Busybox source interpretation
Busybox provides insmod, and since it is designed for minimalism, we can try to deduce how it is done from there.
On version 1.24.2, the entry point is at modutils/insmod.c function insmod_main.
The IF_FEATURE_2_4_MODULES is optional support for older Linux kernel 2.4 modules, so we can just ignore it for now.
That just forwards to modutils.c function bb_init_module.
bb_init_module attempts two things:
mmap the file to memory through try_to_mmap_module.
This always sets image_size to the size of the .ko file as a side effect.
if that fails, malloc the file to memory with xmalloc_open_zipped_read_close.
This function optionally unzips the file first if it is a zip, and just mallocs it otherwise.
I don't understand why this zipping business is done, since we can't even rely on it because the try_to_mmap_module does not seem to unzip things.
Finally comes the call:
init_module(image, image_size, options);
where image is the executable that was put into memory, and options are just "" if we call insmod file.elf without further arguments.
init_module is provided above by:
#ifdef __UCLIBC__
extern int init_module(void *module, unsigned long len, const char *options);
extern int delete_module(const char *module, unsigned int flags);
#else
# include <sys/syscall.h>
# define init_module(mod, len, opts) syscall(__NR_init_module, mod, len, opts)
# define delete_module(mod, flags) syscall(__NR_delete_module, mod, flags)
#endif
ulibc is an embedded libc implementation, and it seems to provide init_module.
If it is not present, I think glibc is assumed, but as man init_module says:
The init_module() system call is not supported by glibc.
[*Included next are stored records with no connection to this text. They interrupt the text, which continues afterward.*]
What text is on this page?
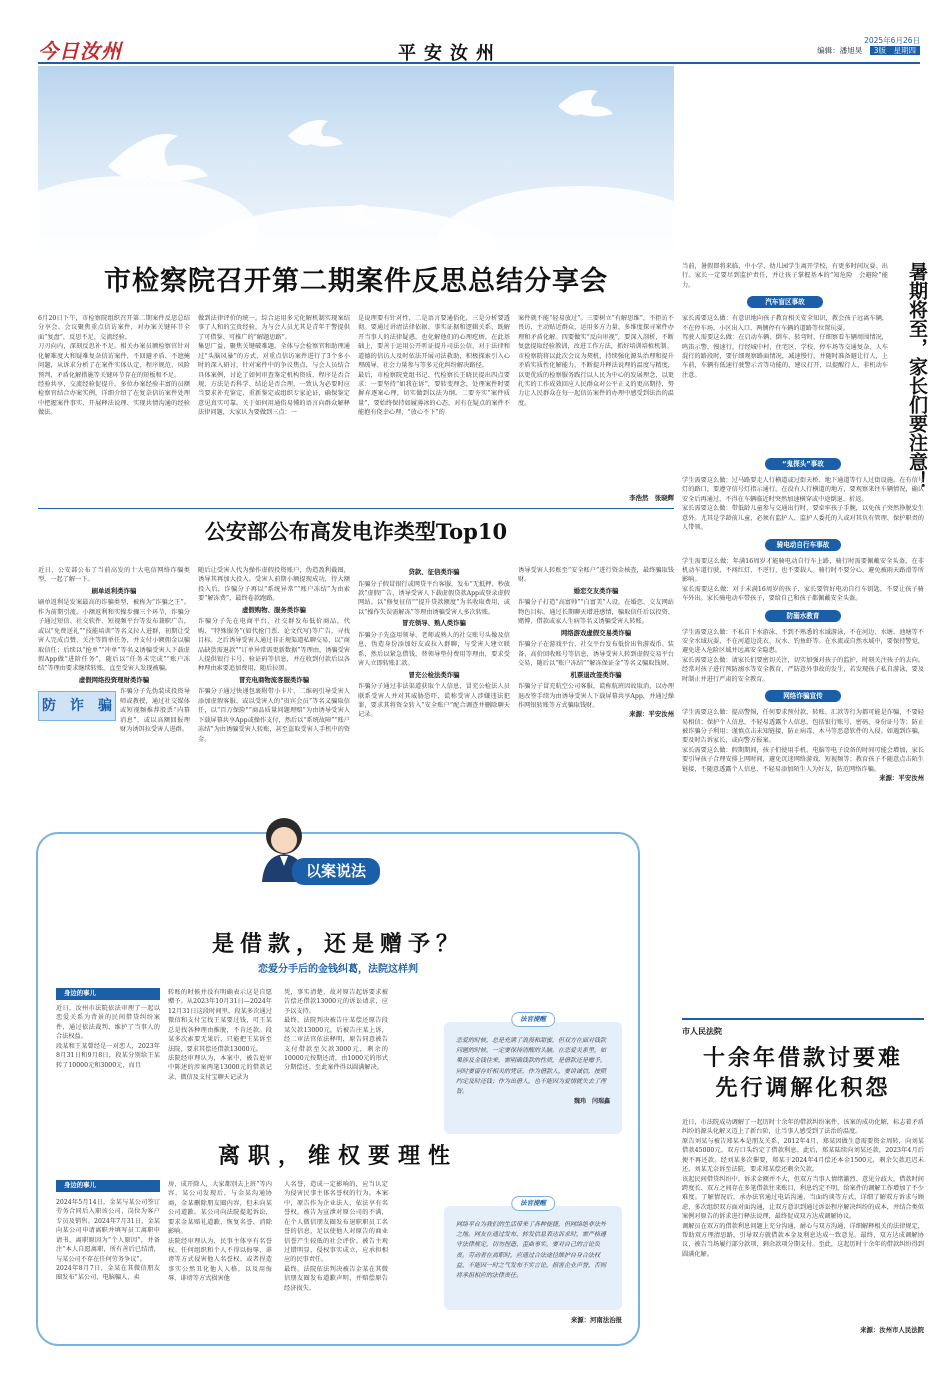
今日汝州	平安汝州
2025年6月26日
编辑：潘旭昊　 3版　星期四
市检察院召开第二期案件反思总结分享会
6月20日下午，市检察院组织召开第二期案件反思总结分享会。会议聚焦重点信访案件，对办案关键环节全面“复盘”，反思不足，交流经验。
刀刃向内，深刻反思补不足。相关办案员额检察官针对化解难度大和疑难复杂信访案件，不回避矛盾、不遮掩问题，从诉求分析了在案件实体认定、程序规范、风险预判、矛盾化解措施等关键环节存在的短板和不足。
经验共享，交流经验促提升。多位办案经验丰富的员额检察官结合办案实例，详细介绍了在复杂信访案件处理中把握案件事实、开展释法说理、实现共情沟通的经验做法。
做到法律评价的统一。综合运用多元化解机制实现案结事了人和的宝贵经验，为与会人员尤其是青年干警提供了可借鉴、可推广的“解题思路”。
集思广益，聚焦关键破难题。全体与会检察官和助理通过“头脑风暴”的方式，对重点信访案件进行了3个多小时的深入研讨，针对案件中的争议焦点，与会人员结合具体案例，讨论了如何审查鉴定机构资质、程序是否合规、方法是否科学、结论是否合理，一致认为必要时应当要求补充鉴定、重新鉴定或组织专家论证，确保鉴定意见真实可靠。关于如何用通俗易懂的语言向群众解释法律问题，大家认为要做到三点：一
是说理要有针对性，二是语言要通俗化，三是分析要透彻。要通过讲清法律依据、事实证据和逻辑关系，既解开当事人的法律疑惑，也化解他们的心理疙瘩。在此基础上，要善于运用公开听证提升司法公信，对于法律和道德的信访人及时依法开展司法救助，积极探索引入心理疏导、社会力量参与等多元化纠纷解决路径。
最后，市检察院党组书记、代检察长王晓民提出四点要求：一要坚持“如我在诉”，要转变理念，处理案件时要摒弃逐案心理，切实做到以法为纲。二要夯实“案件质量”，要始终保持如履薄冰的心态，对有在疑点的案件不能抱有侥幸心理，“放心不下”的
案件就不能“轻易放过”。三要树立“有解思维”，不拒访不畏访，主动贴近群众，运用多方力量、多维度探寻案件办理和矛盾化解。四要做实“反向审视”，要深入剖析，不断复盘提取经验教训，改进工作方法，抓好培训培植机制。
市检察院将以此次会议为契机，持续强化源头治理和提升矛盾实质性化解能力，不断提升释法说理的温度与精度，以更优质的检察服务践行以人民为中心的发展理念，以更扎实的工作成效回应人民群众对公平正义的更高期待，努力让人民群众在每一起信访案件的办理中感受到法治的温度。
李浩然　张晓辉
公安部公布高发电诈类型Top10
近日，公安部公布了当前高发的十大电信网络诈骗类型，一起了解一下。
刷单返利类诈骗
刷单返利是发案最高的诈骗类型，被称为“诈骗之王”。作为前期引流，小额返利和实操步骤三个环节，诈骗分子通过短信、社交软件、短视频平台等发布兼职广告，或以“免费送礼”“技能培训”等名义拉人进群，初期让受害人完成点赞、关注等简单任务，并支付小额佣金以骗取信任；后续以“抢单”“冲单”等名义诱骗受害人下载虚假App做“进阶任务”，随后以“任务未完成”“账户冻结”等理由要求继续转账，直至受害人发现被骗。
虚假网络投资理财类诈骗
防　诈　骗
诈骗分子先伪装成投资导师或教授，通过社交媒体或短视频推荐股票“内幕消息”，或以高额回报理财为诱饵拉受害人进群。
随后让受害人代为操作虚假投资账户，伪造盈利截图，诱导其再加大投入。受害人前期小额提现成功，待大额投入后，诈骗分子再以“系统异常”“账户冻结”为由索要“解冻费”，最终卷款跑路。
虚假购物、服务类诈骗
诈骗分子先在电商平台、社交群发布低价商品，代购、“特殊服务”(如代抢门票、论文代写)等广告，寻找目标。之后诱导受害人通过非正规渠道私聊交易，以“商品缺货需退款”“订单异常需更新数据”等理由，诱骗受害人提供银行卡号、验证码等信息，并在收到付款后以各种理由索要追加费用，随后拉黑。
冒充电商物流客服类诈骗
诈骗分子通过快递包裹附带小卡片、二维码引导受害人添加虚假客服，或以受害人的“贵宾会员”等名义骗取信任，以“百万保险”“商品质量问题理赔”为由诱导受害人下载屏幕共享App或操作支付，然后以“系统故障”“账户冻结”为由诱骗受害人转账，甚至盗取受害人手机中的资金。
贷款、征信类诈骗
诈骗分子假冒银行或网贷平台客服，发布“无抵押、秒放款”虚假广告，诱导受害人下载虚假贷款App或登录虚假网站。以“修复征信”“提升贷款额度”为名收取费用，或以“操作失误需解冻”等理由诱骗受害人多次转账。
冒充领导、熟人类诈骗
诈骗分子先盗用领导、老师或熟人的社交账号头像及信息，伪造身份添加好友或拉入群聊，与受害人建立联系，然后以紧急借钱、替领导垫付费用等理由，要求受害人立即转账汇款。
冒充公检法类诈骗
诈骗分子通过非法渠道获取个人信息，冒充公检法人员联系受害人并对其威胁恐吓，谎称受害人涉嫌违法犯罪，要求其将资金转入“安全账户”配合调查并删除聊天记录。
诱导受害人转账至“安全账户”进行资金核查，最终骗取钱财。
婚恋交友类诈骗
诈骗分子打造“高富帅”“白富美”人设，在婚恋、交友网站物色目标，通过长期聊天增进感情，骗取信任后以投资、赌博、借款或家人生病等名义诱骗受害人转账。
网络游戏虚假交易类诈骗
诈骗分子在游戏平台、社交平台发布低价出售游戏币、装备，高价回收账号等信息，诱导受害人转到虚假交易平台交易，随后以“账户冻结”“解冻保证金”等名义骗取钱财。
机票退改签类诈骗
诈骗分子冒充航空公司客服，谎称航班因故取消，以办理退改签手续为由诱导受害人下载屏幕共享App，并通过操作网银转账等方式骗取钱财。
来源：平安汝州
以案说法
是借款，还是赠予？
恋爱分手后的金钱纠葛，法院这样判
身边的事儿
近日，汝州市法院依法审理了一起以恋爱关系为背景的民间借贷纠纷案件，通过依法裁判，维护了当事人的合法权益。
段某和王某曾经是一对恋人，2023年8月31日和9月8日，段某分别给王某转了10000元和3000元，而且
转账的时候并没有明确表示这是自愿赠予。从2023年10月31日—2024年12月31日这段时间里，段某多次通过微信和支付宝找王某要过钱，可王某总是找各种理由推脱，不肯还款。段某多次索要无果后，只能把王某诉至法院，要求其偿还借款13000元。
法院经审理认为，本案中，被告庭审中陈述的涉案两笔13000元的借款记录、微信及支付宝聊天记录为
凭，事实清楚，故对原告起诉要求被告偿还借款13000元的诉讼请求，应予以支持。
最终，法院判决被告庄某偿还原告段某欠款13000元，后被告庄某上诉，经二审法官依法释明，原告同意被告支付借款至欠款3000元，剩余的10000元按期还清，由1000元的形式分期偿还。至此案件得以圆满解决。
法官提醒
恋爱的时候，总是充满了浪漫和甜蜜，但双方在面对钱款问题的时候，一定要保持清醒的头脑。在恋爱关系里，如果涉及金钱往来，需明确钱款的性质，是借款还是赠予，同时要留存好相关的凭证，作为借款人，要讲诚信，按照约定及时还钱；作为出借人，也不能因为爱情就失去了理智。
魏玮　闫瑞鑫
离职，维权要理性
身边的事儿
2024年5月14日，金某与某公司签订劳务合同后入职该公司，岗位为客户专员及销售。2024年7月31日，金某向某公司申请离职并填写员工离职申请书，离职原因为“个人原因”，并备注“本人自愿离职，所有善后已结清，与某公司不存在任何劳务争议”。
2024年8月7日，金某在其微信朋友圈发布“某公司，电脑骗人，卖
房，成开除人，大家都别去上班”等内容。某公司发现后，与金某沟通协商，金某删除朋友圈内容，但未向某公司道歉。某公司向法院提起诉讼，要求金某赔礼道歉、恢复名誉、消除影响。
法院经审理认为，民事主体享有名誉权。任何组织和个人不得以侮辱、诽谤等方式侵害他人名誉权。或者捏造事实公然丑化他人人格，以及用侮辱、诽谤等方式损害他
人名誉，造成一定影响的，应当认定为侵害民事主体名誉权的行为。本案中，原告作为企业法人，依法享有名誉权，被告为宣泄对原公司的不满，在个人微信朋友圈发布退职职员工名誉的信息，足以使他人对原告的商业信誉产生较低的社会评价。被告主观过错明显，侵权事实成立，应承担相应的民事责任。
最终，法院依法判决被告金某在其微信朋友圈发布道歉声明，并赔偿原告经济损失。
法官提醒
网络平台为我们的生活带来了各种便捷，但网络绝非法外之地。网友在通过发布、转发信息表达诉求时，需严格遵守法律规定，切勿捏造、歪曲事实，要对自己的言论负责。劳动者在离职时，应通过合法途径维护自身合法权益，不能因一时之气发布不实言论，损害企业声誉，否则将承担相应的法律责任。
来源：河南法治报
暑期将至，家长们要注意！
当前，暑假即将来临，中小学、幼儿园学生离开学校，有更多时间玩耍、出行。家长一定要尽到监护责任，并让孩子掌握基本的“知危险　会避险”能力。
汽车盲区事故
家长需要这么做：有意识地向孩子教育相关安全知识，教会孩子远离车辆，不在停车场、小区出入口、两侧停有车辆的道路等位置玩耍。
驾驶人需要这么做：在启动车辆、倒车、转弯时，仔细察看车辆周围情况，鸣笛示警，慢速行，行经城中村、住宅区、学校、停车场等交通复杂、人车混行的路段时，要仔细观察路面情况，减速慢行，并随时准备避让行人，上车前，车辆有低速行驶警示音等功能的，建议打开，以提醒行人、非机动车注意。
“鬼探头”事故
学生需要这么做：过马路要走人行横道或过街天桥、地下通道等行人过街设施。在有信号灯的路口，要遵守信号灯指示通行。在没有人行横道的地方，要观察来往车辆情况，确认安全后再通过，不得在车辆临近时突然加速横穿或中途倒退、折返。
家长需要这么做：带低龄儿童参与交通出行时，要牵牢孩子手腕，以免孩子突然挣脱发生意外。尤其是学龄前儿童，必须有监护人、监护人委托的人或对其负有管理、保护职责的人带领。
骑电动自行车事故
学生需要这么做：年满16周岁才能骑电动自行车上路，骑行时需要佩戴安全头盔，在非机动车道行驶，不闯红灯、不逆行，也不要载人。骑行时不要分心，避免被雨天路滑等所影响。
家长需要这么做：对于未满16周岁的孩子，家长要管好电动自行车钥匙，不要让孩子骑车外出。家长骑电动车带孩子，要给自己和孩子都佩戴安全头盔。
防溺水教育
学生需要这么做：不私自下水游泳，不到不熟悉的水域游泳，不在河边、水塘、池塘等不安全水域玩耍，不在河道边洗衣、玩水、钓鱼虾等。在水流或自然水域中，要保持警觉，避免进入危险区域并远离安全隐患。
家长需要这么做：请家长们要密切关注，切实加强对孩子的监护，时刻关注孩子的去向。经常对孩子进行预防溺水等安全教育，严防意外事故的发生，若发现孩子私自游泳，要及时制止并进行严肃的安全教育。
网络诈骗宣传
学生需要这么做：提高警惕，任何要求预付款、转账、汇款等行为都可能是诈骗，不要轻易相信；保护个人信息，不轻易透露个人信息，包括银行账号、密码、身份证号等；防止被诈骗分子利用；谨慎点击未知链接，防止病毒、木马等恶意软件的入侵。如遇到诈骗，要及时告诉家长，或向警方报案。
家长需要这么做：假期期间，孩子们使用手机、电脑等电子设备的时间可能会增加，家长要引导孩子合理安排上网时间，避免沉迷网络游戏、短视频等；教育孩子不随意点击陌生链接，不随意透露个人信息，不轻易添加陌生人为好友，防范网络诈骗。
来源：平安汝州
市人民法院
十余年借款讨要难
先行调解化积怨
近日，市法院成功调解了一起历时十余年的借款纠纷案件，该案的成功化解，标志着矛盾纠纷的源头化解又迈上了新台阶，让当事人感受到了法治的温度。
原告刘某与被告郑某本是朋友关系，2012年4月，郑某因做生意需要资金周转，向刘某借款45000元。双方口头约定了借款利息。此后，郑某陆续向刘某还款，2023年4月后便不再还款。经刘某多次催要，郑某于2024年4月偿还本金1500元，剩余欠款迟迟未还，刘某无奈诉至法院，要求郑某偿还剩余欠款。
该起民间借贷纠纷中，诉求金额并不大，但双方当事人情绪激烈、意见分歧大，借款时间跨度长、双方之间存在多笔借款往来账目，利息约定不明，给案件的调解工作增加了不少难度。了解情况后，承办法官通过电话沟通、当面约谈等方式，详细了解双方诉求与顾虑，多次组织双方面对面沟通，让双方意识到通过诉讼程序解决纠纷的成本，并结合类似案例对原告的诉求进行释法说理，最终促成双方达成调解协议。
调解员在双方的借款利息问题上充分沟通，耐心与双方沟通，详细解释相关的法律规定，帮助双方理清思路，引导双方就借款本金及利息达成一致意见。最终，双方达成调解协议，被告当场履行部分款项，剩余款项分期支付。至此，这起历时十余年的借款纠纷得到圆满化解。
来源：汝州市人民法院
No declaration is provided in glibc headers, but, through a quirk of history, glibc does export an ABI for
this system call. Therefore, in order to employ this system call, it is sufficient to manually declare the interface in your code; alternatively, you can invoke
the system call using syscall(2).
BusyBox wisely follows that advice and uses syscall, which glibc provides, and which offers a C API for system calls.
insmod/rmmod use the functions init_module and delete_module to do this, which also have a man-page available. They both declare the functions as extern instead of including a header, but the man-page says they should be in <linux/module.h>.
I'd recommend against the use of system() in any daemon code that runs with root permissions as it's relatively easy to exploit from a security standpoint. modprobe and rmmod are, indeed, the right tools for the job. However, it'd be a bit cleaner and much more secure to use an explicit fork() + exec() to invoke them.
I'm not sure there's a cleaner way than system.
But for sure, if you want to load/unload the modules from your userspace daemon, then you force yourself to run the daemon as root*, which may not be considered as secure.
*: or you can add the explicit commands in the sudoers file, but this will be a nightmare to manage when deploying your application.
You can perform the same tasks that modprobe and Co. do, but I doubt that could be characterized as cleaner.